Before you do this ending, she abandons you. The game takes it upon itself to have Melina talk to you and remove any ambiguity: she isn’t fulfilling her destiny for her mom. Through watching YOU enact your will upon the world, she became motivated to fulfill her destiny as her OWN person. She wants to do it because it’s HER decision, and she won’t allow anyone to deny her that, not Marika, and not even you.
When she pleads to not take the frenzied flame, she is very explicitly clear, one of the few times she doesn’t mince words, about the consequences. The world you create is one she fundamentally disagrees with, a philosophy that is abhorrent and nihilistic, and one she refuses to take part in. She does all of this because she believes that life deserves a chance, and even a struggling life filled with sorrow is still meaningful and beautiful. She respects and wholeheartedly believes in the sanctity of that life, and desperately wants you to respect that.

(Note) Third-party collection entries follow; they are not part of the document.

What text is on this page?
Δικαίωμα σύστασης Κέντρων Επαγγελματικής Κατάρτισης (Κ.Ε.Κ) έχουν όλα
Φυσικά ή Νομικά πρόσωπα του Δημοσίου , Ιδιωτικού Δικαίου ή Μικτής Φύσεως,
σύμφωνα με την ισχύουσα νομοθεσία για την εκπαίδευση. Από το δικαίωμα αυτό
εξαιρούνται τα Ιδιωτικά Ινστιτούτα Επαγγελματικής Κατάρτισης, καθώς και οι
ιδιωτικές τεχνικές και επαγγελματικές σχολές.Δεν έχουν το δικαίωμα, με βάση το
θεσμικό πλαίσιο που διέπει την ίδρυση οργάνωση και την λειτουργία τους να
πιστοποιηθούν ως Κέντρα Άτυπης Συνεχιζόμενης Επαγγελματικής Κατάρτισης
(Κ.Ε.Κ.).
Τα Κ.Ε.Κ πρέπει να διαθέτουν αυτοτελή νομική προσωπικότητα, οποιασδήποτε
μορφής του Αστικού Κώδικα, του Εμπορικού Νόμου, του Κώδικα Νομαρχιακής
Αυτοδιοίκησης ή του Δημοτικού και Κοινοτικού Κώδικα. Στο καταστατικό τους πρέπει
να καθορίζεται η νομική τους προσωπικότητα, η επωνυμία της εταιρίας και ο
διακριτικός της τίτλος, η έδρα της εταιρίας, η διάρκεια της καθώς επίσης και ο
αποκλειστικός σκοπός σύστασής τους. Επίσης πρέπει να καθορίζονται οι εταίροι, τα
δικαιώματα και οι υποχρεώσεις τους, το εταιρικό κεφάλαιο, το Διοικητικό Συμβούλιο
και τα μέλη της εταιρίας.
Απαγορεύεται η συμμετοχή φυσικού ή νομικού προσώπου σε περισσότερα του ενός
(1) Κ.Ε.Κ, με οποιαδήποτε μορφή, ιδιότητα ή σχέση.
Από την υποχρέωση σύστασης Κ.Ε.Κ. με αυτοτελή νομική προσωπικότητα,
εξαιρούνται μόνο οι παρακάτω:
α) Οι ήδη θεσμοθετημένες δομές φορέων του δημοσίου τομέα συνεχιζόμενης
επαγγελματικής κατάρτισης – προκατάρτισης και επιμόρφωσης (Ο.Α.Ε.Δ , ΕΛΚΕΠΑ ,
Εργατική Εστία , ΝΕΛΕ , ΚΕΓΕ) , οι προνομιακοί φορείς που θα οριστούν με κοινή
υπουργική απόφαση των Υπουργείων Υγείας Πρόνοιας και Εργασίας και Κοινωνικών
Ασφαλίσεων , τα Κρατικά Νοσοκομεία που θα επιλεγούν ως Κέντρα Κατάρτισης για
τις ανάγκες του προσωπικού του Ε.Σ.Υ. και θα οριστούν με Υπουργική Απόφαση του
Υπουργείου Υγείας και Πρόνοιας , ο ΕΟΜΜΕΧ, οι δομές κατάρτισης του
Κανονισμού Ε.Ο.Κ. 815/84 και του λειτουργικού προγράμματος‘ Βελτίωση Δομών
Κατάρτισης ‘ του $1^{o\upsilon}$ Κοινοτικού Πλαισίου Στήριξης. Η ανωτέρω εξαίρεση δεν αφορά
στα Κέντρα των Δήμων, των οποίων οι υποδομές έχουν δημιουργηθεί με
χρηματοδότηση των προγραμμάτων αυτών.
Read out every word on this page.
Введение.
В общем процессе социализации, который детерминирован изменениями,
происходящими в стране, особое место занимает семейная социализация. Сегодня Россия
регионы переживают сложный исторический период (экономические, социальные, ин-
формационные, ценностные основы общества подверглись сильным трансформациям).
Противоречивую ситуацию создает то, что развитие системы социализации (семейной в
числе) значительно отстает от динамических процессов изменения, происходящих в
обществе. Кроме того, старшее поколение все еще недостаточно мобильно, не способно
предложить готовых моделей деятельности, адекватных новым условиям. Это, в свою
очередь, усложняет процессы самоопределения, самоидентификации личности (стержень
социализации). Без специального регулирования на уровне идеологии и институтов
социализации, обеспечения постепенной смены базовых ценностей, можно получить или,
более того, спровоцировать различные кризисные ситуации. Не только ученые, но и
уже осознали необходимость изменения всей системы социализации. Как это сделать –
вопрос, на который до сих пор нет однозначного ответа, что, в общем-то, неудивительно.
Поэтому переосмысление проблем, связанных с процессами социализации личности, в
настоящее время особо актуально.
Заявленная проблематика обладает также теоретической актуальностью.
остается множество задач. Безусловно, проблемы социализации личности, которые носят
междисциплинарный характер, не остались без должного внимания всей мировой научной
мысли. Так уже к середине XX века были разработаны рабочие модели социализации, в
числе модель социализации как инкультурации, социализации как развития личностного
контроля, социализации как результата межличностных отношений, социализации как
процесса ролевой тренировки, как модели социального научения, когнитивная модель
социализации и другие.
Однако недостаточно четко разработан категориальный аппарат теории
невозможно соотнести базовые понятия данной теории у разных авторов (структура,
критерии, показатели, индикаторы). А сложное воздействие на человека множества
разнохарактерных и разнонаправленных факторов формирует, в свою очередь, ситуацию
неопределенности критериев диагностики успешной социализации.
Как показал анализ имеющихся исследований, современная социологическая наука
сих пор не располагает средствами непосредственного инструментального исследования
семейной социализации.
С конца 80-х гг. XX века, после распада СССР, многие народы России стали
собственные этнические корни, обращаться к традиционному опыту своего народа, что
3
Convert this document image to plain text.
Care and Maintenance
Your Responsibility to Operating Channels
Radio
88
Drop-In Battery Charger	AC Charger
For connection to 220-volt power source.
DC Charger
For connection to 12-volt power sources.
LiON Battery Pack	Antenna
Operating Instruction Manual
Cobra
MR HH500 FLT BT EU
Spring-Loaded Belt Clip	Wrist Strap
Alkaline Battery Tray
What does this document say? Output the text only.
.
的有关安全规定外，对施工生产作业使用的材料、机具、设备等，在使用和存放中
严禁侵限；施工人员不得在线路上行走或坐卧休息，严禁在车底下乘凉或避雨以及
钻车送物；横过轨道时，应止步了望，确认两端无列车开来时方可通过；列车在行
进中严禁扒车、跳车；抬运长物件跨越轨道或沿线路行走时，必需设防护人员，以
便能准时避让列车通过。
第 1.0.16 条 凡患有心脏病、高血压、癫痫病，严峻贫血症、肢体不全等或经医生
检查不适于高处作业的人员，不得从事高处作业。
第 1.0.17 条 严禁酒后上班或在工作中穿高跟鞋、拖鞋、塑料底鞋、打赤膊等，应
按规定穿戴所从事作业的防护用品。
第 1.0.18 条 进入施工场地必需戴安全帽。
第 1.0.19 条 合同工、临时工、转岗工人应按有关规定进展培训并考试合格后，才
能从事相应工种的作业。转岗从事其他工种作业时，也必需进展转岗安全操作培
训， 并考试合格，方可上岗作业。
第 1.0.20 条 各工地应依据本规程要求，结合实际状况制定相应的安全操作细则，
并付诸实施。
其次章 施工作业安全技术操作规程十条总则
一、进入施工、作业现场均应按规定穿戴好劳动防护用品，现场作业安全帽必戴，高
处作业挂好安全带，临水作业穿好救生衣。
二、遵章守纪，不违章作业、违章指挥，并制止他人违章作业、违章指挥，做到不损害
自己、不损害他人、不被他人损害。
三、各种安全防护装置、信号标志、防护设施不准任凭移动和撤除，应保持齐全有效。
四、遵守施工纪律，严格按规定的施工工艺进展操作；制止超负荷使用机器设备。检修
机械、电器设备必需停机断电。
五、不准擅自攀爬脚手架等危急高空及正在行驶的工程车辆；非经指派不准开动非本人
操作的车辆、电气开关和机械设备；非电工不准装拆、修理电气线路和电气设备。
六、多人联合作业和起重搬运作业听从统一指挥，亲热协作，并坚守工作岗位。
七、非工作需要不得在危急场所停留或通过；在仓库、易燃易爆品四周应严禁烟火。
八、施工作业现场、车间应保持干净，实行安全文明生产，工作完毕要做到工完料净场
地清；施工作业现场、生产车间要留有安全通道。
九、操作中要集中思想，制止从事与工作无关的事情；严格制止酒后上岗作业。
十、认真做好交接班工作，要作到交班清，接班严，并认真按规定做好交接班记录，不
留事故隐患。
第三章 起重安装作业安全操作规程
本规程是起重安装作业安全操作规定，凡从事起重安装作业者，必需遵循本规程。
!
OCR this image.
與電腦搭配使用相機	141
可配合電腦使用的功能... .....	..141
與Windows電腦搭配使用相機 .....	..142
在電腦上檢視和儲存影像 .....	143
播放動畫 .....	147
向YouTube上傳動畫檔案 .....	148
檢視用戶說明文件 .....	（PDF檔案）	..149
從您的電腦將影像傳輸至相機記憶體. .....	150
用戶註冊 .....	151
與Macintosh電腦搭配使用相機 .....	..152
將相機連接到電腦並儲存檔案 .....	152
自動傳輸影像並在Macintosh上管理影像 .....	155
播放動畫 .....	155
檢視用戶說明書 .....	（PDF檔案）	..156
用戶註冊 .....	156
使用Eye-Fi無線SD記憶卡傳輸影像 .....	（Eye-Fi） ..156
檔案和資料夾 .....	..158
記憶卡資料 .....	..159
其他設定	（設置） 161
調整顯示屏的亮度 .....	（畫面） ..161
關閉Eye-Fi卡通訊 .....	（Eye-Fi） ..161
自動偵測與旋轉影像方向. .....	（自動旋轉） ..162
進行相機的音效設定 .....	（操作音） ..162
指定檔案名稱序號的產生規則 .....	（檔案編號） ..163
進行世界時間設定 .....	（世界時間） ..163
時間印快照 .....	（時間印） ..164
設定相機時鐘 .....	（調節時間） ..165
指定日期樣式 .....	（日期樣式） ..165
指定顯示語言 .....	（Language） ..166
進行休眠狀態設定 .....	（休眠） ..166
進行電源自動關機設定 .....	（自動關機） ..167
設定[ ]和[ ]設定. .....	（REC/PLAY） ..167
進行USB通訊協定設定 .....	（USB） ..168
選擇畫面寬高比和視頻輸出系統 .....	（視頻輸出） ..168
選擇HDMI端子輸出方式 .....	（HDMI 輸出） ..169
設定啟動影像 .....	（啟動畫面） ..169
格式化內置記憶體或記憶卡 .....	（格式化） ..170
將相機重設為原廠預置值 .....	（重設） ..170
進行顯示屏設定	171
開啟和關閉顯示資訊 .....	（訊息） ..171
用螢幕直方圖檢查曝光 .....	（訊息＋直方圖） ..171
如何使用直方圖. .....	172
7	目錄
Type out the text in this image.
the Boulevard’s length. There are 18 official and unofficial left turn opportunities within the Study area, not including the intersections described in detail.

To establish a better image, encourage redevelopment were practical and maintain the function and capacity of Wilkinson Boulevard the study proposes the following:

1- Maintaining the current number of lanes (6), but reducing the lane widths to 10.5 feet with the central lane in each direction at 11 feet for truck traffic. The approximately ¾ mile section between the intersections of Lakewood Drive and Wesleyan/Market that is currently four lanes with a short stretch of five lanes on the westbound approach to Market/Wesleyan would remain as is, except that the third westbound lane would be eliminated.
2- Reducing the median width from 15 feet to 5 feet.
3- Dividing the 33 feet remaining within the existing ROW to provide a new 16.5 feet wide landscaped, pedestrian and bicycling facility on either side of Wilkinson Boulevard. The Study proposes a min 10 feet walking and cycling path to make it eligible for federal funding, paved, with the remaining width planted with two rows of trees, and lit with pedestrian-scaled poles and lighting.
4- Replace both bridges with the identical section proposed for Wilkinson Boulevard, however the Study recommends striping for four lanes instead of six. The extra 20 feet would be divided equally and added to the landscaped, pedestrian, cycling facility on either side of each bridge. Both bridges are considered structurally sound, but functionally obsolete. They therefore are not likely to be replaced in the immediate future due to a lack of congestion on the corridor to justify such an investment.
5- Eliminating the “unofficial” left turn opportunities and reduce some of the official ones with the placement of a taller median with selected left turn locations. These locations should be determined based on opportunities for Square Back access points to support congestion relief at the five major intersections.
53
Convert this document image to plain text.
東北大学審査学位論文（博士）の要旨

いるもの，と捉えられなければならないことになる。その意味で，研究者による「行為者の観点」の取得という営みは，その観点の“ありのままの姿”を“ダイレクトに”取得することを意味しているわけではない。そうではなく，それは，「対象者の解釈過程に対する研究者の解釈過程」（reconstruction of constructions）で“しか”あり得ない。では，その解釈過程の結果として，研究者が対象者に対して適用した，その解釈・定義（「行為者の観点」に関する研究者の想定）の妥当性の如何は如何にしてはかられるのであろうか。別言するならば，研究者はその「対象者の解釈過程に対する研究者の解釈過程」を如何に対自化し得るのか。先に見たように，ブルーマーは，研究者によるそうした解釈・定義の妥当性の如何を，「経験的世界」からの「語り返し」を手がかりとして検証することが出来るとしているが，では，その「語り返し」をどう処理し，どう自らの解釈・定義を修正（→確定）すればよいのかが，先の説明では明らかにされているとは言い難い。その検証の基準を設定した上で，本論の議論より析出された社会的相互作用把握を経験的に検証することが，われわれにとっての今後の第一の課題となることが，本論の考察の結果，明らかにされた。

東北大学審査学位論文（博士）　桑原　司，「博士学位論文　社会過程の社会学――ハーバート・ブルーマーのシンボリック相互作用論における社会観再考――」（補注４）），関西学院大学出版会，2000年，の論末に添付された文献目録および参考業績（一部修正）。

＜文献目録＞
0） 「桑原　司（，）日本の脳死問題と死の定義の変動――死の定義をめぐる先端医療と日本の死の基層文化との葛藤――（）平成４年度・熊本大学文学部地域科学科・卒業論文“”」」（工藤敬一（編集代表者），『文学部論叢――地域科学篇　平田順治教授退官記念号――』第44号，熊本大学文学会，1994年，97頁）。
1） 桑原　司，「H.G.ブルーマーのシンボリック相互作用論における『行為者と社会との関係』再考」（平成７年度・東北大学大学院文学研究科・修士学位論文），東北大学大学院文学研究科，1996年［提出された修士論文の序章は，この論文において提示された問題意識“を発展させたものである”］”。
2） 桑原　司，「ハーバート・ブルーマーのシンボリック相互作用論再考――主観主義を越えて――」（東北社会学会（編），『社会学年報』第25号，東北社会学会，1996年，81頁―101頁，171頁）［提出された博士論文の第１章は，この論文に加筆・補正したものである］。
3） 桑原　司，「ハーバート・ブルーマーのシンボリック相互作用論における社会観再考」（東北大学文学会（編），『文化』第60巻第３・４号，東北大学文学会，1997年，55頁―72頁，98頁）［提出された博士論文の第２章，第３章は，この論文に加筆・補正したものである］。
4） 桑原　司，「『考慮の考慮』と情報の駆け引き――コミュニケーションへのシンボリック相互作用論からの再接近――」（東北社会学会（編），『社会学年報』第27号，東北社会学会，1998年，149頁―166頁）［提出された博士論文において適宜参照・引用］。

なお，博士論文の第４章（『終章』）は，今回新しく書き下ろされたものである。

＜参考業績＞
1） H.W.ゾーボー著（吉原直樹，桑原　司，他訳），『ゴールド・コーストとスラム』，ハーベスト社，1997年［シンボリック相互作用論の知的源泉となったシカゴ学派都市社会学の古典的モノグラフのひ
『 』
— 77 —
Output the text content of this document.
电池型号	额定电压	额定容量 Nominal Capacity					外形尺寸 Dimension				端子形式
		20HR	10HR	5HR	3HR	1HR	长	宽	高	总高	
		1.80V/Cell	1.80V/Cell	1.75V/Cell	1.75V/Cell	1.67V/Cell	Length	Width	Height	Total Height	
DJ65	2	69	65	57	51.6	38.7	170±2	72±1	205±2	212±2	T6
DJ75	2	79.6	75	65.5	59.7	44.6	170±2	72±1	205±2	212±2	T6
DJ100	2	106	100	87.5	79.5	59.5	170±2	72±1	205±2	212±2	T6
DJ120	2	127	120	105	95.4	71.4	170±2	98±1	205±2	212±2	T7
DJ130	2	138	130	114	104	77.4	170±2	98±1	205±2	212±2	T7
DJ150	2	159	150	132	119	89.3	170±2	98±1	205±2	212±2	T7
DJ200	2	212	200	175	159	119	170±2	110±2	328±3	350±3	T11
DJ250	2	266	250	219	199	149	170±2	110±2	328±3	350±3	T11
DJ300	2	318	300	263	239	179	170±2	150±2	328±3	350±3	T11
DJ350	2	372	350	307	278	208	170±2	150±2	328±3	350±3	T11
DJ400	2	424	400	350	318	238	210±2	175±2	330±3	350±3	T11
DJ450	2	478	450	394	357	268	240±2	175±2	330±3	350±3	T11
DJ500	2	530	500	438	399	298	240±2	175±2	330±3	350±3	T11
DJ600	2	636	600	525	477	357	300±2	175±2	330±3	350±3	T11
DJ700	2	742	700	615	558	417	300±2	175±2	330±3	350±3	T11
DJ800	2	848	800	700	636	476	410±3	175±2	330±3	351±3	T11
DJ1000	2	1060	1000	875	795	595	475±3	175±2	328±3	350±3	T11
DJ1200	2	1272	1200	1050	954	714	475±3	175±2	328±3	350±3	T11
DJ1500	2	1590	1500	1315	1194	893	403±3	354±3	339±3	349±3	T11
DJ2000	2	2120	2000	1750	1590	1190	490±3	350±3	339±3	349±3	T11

Taking the flame to “save” her, fundamentally disrespects her on every level. You disrespect her core beliefs, you reject her bodily autonomy which is super fucked up considering she doesn’t even have a body. You take from her a critical life choice that was hers to make. You kill everything she ever held sacred, including Torrent. And then people expect this to be a grand declaration of love, when in actuality, this isn’t an act of love, it’s an act of selfishness.